Warum bringen sie oft nicht den gewünschten Effekt?

Was läuft schief, wenn die anfängliche Euphorie schnell wieder verfliegt und die alte Stimmung zurückkehrt?

 

Viele Teambuilding-Maßnahmen werden entweder falsch oder halbherzig umgesetzt. Wir beleuchten 3 häufige Fehler und zeigen, wie ihr es besser machen könnt, um wirklich nachhaltige Verbesserungen im Team zu erzielen.


1. Der Spaß steht im Vordergrund, das Ernsthafte wird vergessen


Ein weit verbreiteter Irrtum ist, dass Teambuilding lediglich eine Spaßveranstaltung oder eine Belohnung für ein erfolgreiches Projekt sein sollte.


Natürlich ist es wichtig, dass die Teilnehmer Spaß haben und sich wohlfühlen, doch das allein reicht nicht aus. Das eigentliche Ziel von Teambuilding ist es, das Teamgefühl, den Zusammenhalt und die Teamarbeit zu verbessern.


Dies kann nur erreicht werden, wenn neben den unterhaltsamen Aktivitäten auch ernsthafte Reflexionen über das Erlebte stattfinden. Ein Teamevent, das wirklich zur Teambildung beitragen soll, muss fachlich eingebettet werden. Das bedeutet, dass es von kompetenten Expert:innen begleitet wird, die den Prozess einordnen und die Teilnehmenden bei der Übertragung der Erkenntnisse in den Arbeitsalltag unterstützen. Ohne diese fachliche Einbettung bleibt das Event lediglich ein netter Ausflug ohne langfristigen Nutzen.



2. Die Teamzusammenstellung bleibt unberührt


Ein weiterer häufiger Fehler ist, dass bei der Zusammenstellung der Teams nicht eingegriffen wird.

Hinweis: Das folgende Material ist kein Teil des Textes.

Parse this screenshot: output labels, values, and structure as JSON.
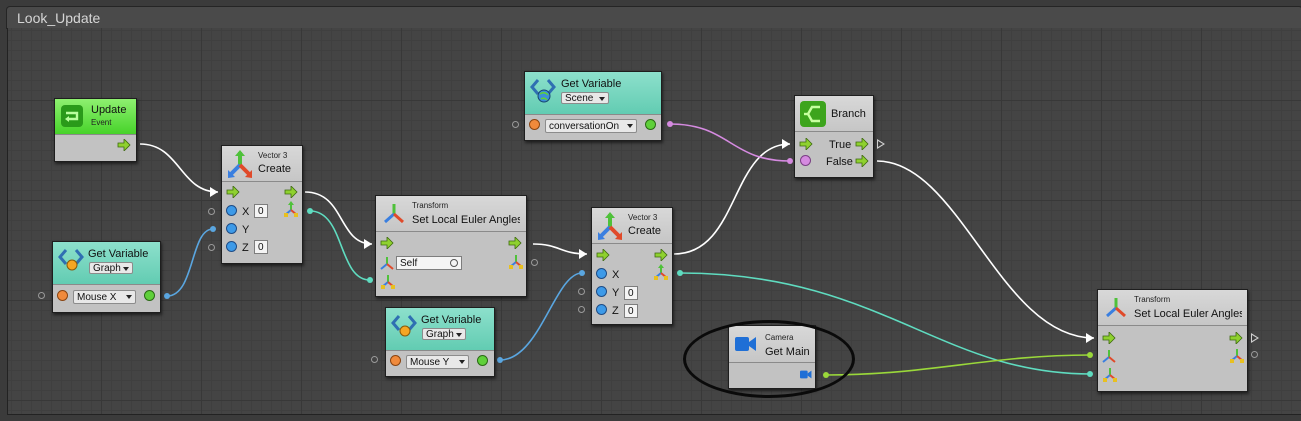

Oft bilden sich die Teams aus Kolleg:innen, die auch außerhalb der Arbeit befreundet sind. Dies mag auf den ersten Blick sinnvoll erscheinen, da es die Zusammenarbeit erleichtert.


Doch genau hier liegt das Problem: Wenn die sozialen Gruppen unverändert bleiben, passiert auf der sozialen Ebene kaum etwas Neues. Um wirklich am Team zu arbeiten, müssen gewohnte Komfortzonen durchbrochen werden.


Es ist wichtig, dass in den Gruppen Reibung und Konflikte entstehen, denn nur dann kann wirklich am Team „gebaut“ werden. Krisen sind unerlässlich für die Entwicklung. Traut euch, die Menschen aus ihren Komfortzonen zu holen. Erst dann findet echtes Lernen und Wachstum statt.


3. Nach dem Teambuilding kehrt der Alltag ein


Ein weiterer Grund, warum Teambuilding-Maßnahmen oft nicht die erhoffte Wirkung zeigen, ist, dass sie als einmalige Ereignisse betrachtet werden. Nach dem Event kehrt der Alltag ein und die gewonnenen Erkenntnisse versanden.


Doch Teambuilding sollte nicht auf eine einmalige Maßnahme beschränkt sein. Es ist entscheidend, dass die Erkenntnisse und Erfahrungen in den täglichen Arbeitsalltag integriert werden. Dazu müssen Brücken gebaut werden, die den Transfer der Erkenntnisse in den Alltag ermöglichen.


Eine längerfristige Begleitung und stetige Anreize zur Reflexion sind wichtig, um nachhaltige Veränderungen zu erzielen. Nur so können die positiven Effekte des Teambuildings dauerhaft im Unternehmen verankert werden.